Schelte bei KI-Diskussionsrunde:

Künstliche Aufregung um das Schlagwort KI

27.03.1987

"An jedem dritten Stand auf der CeBIT stolperte man über das Schlagwort 'künstliche Intelligenz' - und keiner versteht's", ärgerte sich Dieter Schieferle, Consultant für neue Technologien bei Digital Equipment, gemeinsam mit Experten aus Wissenschaft und Industrie.

Anlaß für die Schelte gab eine KI-Diskussionsrunde, zu der die Münchner Software Technologies GmbH geladen hatte.

"Die meisten haben den Begriff einfach als Marketingparole übernommen", so das vernichtende Urteil von Schieferle, "doch kaum jemand weiß wie kontrovers selbst die Ansätze dieser neuen Technologie gehandhabt werden." Software-Ingenieure, die Erkenntnisse aus der KI verwenden, entwickelten ihre Systeme nach der Methode "bottom-up". Hier sei die Basis nämlich das Problem des Kunden, das gelöst werden müsse.

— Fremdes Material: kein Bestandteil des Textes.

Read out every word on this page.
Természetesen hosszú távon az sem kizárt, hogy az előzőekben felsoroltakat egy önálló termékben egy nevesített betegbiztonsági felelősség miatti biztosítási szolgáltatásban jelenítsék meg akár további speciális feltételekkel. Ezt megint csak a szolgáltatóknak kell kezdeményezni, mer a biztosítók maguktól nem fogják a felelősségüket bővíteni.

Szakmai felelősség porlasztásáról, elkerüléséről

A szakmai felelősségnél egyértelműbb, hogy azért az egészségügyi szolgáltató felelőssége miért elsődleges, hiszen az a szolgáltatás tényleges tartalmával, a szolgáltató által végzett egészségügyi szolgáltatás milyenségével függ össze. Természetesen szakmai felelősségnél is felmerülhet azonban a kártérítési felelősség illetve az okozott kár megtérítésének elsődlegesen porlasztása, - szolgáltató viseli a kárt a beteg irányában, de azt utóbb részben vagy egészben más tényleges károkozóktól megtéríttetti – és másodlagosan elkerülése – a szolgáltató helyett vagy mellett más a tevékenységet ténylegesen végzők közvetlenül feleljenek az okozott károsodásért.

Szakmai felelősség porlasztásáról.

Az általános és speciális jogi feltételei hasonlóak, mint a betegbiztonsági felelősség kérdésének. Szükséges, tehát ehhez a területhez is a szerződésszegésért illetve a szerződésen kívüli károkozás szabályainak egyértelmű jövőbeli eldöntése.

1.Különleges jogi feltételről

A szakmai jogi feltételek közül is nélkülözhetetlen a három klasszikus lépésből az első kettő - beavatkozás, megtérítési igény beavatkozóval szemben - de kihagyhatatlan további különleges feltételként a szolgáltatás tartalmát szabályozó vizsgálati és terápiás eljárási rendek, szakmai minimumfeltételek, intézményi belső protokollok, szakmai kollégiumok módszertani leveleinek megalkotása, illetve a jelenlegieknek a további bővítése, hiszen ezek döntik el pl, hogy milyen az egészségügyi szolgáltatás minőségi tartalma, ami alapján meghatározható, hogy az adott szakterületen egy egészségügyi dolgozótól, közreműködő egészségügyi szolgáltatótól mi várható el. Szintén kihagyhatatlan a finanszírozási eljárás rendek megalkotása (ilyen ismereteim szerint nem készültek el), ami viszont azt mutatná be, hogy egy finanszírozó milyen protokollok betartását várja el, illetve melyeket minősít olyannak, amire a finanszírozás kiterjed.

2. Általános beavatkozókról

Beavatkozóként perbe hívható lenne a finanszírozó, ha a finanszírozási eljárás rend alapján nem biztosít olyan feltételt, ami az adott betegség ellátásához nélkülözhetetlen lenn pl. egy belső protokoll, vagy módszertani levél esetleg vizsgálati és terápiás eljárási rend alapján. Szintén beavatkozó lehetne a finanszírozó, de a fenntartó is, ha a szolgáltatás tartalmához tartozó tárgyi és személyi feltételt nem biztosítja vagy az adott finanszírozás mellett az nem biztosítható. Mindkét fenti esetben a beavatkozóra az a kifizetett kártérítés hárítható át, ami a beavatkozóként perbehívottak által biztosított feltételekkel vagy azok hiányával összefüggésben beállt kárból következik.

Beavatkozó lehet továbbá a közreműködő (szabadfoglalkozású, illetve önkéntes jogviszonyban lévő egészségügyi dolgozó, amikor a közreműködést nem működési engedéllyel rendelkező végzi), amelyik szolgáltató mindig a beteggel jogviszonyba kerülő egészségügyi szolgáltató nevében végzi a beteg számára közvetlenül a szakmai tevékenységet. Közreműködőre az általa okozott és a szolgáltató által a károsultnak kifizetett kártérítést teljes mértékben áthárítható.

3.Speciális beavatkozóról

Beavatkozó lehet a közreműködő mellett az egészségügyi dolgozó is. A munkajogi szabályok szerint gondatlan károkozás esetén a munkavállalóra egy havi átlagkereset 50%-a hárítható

Dagegen neigten Wissenschaftler dazu den Bereich der Artificial Intelligence nach dem Prinzip "top-down" zu erforschen.

"Der Mensch versteht nur, was er auch baut", so das Fazit von Arno Baruzzi, Professor für Philosophie an der Universität Augsburg. "Von der natürlichen Intelligenz des Menschen geschaffene Werke werden manchmal so komplex, daß sie nur noch mittels künstlicher Intelligenz beherrschbar bleiben." Dafür brauchten die eingesetzten Maschinen heute immer mehr "Wissen".

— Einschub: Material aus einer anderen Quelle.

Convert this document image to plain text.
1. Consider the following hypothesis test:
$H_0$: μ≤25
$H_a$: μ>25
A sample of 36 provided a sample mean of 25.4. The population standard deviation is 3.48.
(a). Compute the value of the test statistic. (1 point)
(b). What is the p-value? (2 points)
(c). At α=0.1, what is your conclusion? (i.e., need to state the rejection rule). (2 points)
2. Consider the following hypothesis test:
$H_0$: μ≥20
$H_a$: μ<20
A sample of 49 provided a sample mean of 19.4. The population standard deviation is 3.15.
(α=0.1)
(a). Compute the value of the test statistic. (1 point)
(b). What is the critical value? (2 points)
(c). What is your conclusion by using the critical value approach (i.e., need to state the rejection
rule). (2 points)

Als typisches Beispiel für den KI-Einsatz nannte Dieter Müller, Professor am Institut für Informatik der Universität Hannover, die Steuerung von städtischen Abwassersystemen: "Solche eigentlich gigantischen Bauwerke mit ihrer Komplexität beginnen dem Menschen zu entgleiten." Hier leisteten lernende Expertensysteme gute Dienste. Lernende Systeme deshalb, weil man den "Wasser-Experten" ihre Erfahrungen zwar abluchsen und in die Wissensbank des Systems einspeisen könne; jedoch hätten auch die Experten nicht alle denkbaren Möglichkeiten parat Müller: "So lernt das System eben von Wolkenbruch zu Wolkenbruch dazu."

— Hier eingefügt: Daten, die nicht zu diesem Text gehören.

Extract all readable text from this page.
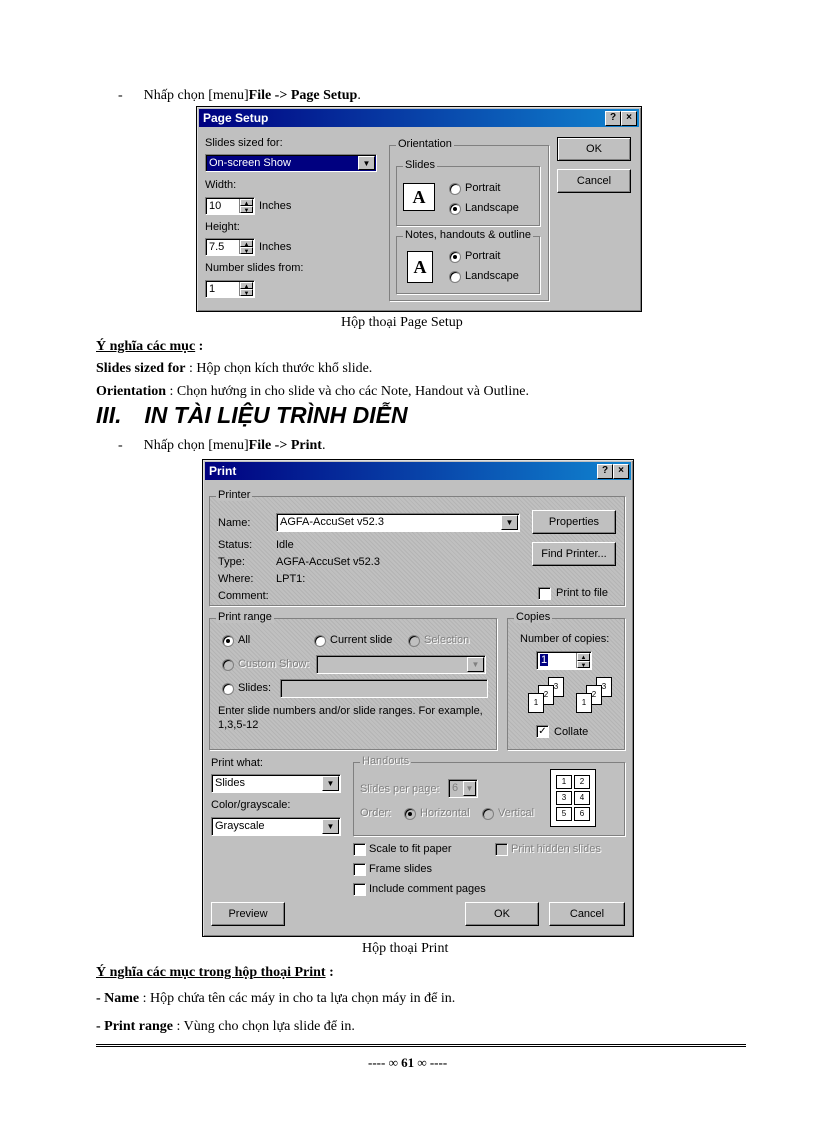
- Nhấp chọn [menu]File -> Page Setup.
Page Setup	?	×
Slides sized for:
On-screen Show	▼
Width:
10	▲
▼ Inches
Height:
7.5	▲
▼ Inches
Number slides from:
1	▲
▼
Orientation
Slides
A	Portrait
Landscape
Notes, handouts & outline
A
Portrait
Landscape
OK
Cancel
Hộp thoại Page Setup
Ý nghĩa các mục :
Slides sized for : Hộp chọn kích thước khổ slide.
Orientation : Chọn hướng in cho slide và cho các Note, Handout và Outline.
III. IN TÀI LIỆU TRÌNH DIỄN
- Nhấp chọn [menu]File -> Print.
Print	?	×
Printer
Name:	AGFA-AccuSet v52.3	▼	Properties
Status: Idle
Type:	AGFA-AccuSet v52.3
Where: LPT1:
Comment:
Find Printer...
Print to file
Print range
All	Current slide	Selection
Custom Show:	▼
Slides:
Enter slide numbers and/or slide ranges. For example,
1,3,5-12
Copies
Number of copies:
1	▲
▼
3
2
1
3
2
1
✓ Collate
Print what:
Slides	▼
Color/grayscale:
Grayscale	▼
Handouts
Slides per page:	6 ▼
Order:	Horizontal	Vertical
1	2
3	4
5	6
Scale to fit paper	Print hidden slides
Frame slides
Include comment pages
Preview	OK	Cancel
Hộp thoại Print
Ý nghĩa các mục trong hộp thoại Print :
- Name : Hộp chứa tên các máy in cho ta lựa chọn máy in để in.
- Print range : Vùng cho chọn lựa slide để in.
---- ∞ 61 ∞ ----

Auch Lothar Fohmann, Leiter Knowledge Engineering bei Nixdorf verwertet die Erkenntnisse aus dem Bereich der künstlichen Intelligenz bereits in der Praxis: "Die Transparenz des Lösungsweges bei der Programmierung wird durch die KI verbessert." Von unterschiedlichen Anatzpunkten ausgehend, komme man durch KI zu tendenziell gleichen Ergebnissen. Fohmann: "Das ist faszinierend - und neu."

Als eine wesentliche Komponente der Zukunft für die ingenieurmäßige Entwicklung von Programmen bezeichnete der Mitbegründer der Wiener Software Technologies, Bernd Hable, die neue Technologie: "KI wird in das Software-Engineering hineinwachsen." Damit ständen zu den bekannten Algorithmen, Verfahren und Methoden dann auch entsprechende Wissensbanken zur Verfügung. Dies eröffne etwa bei der Entwicklung von Benutzeroberflächen oder auf der übergeordneten Ebene des Desktop-Publishing ungeahnte Möglichkeiten. "Bislang hat der SW-Entwickler meist seine Sicht der Dinge abgebildet", kommentierte Hable, "bei KI muß er das Wissen der Benutzer im Programm unterbringen."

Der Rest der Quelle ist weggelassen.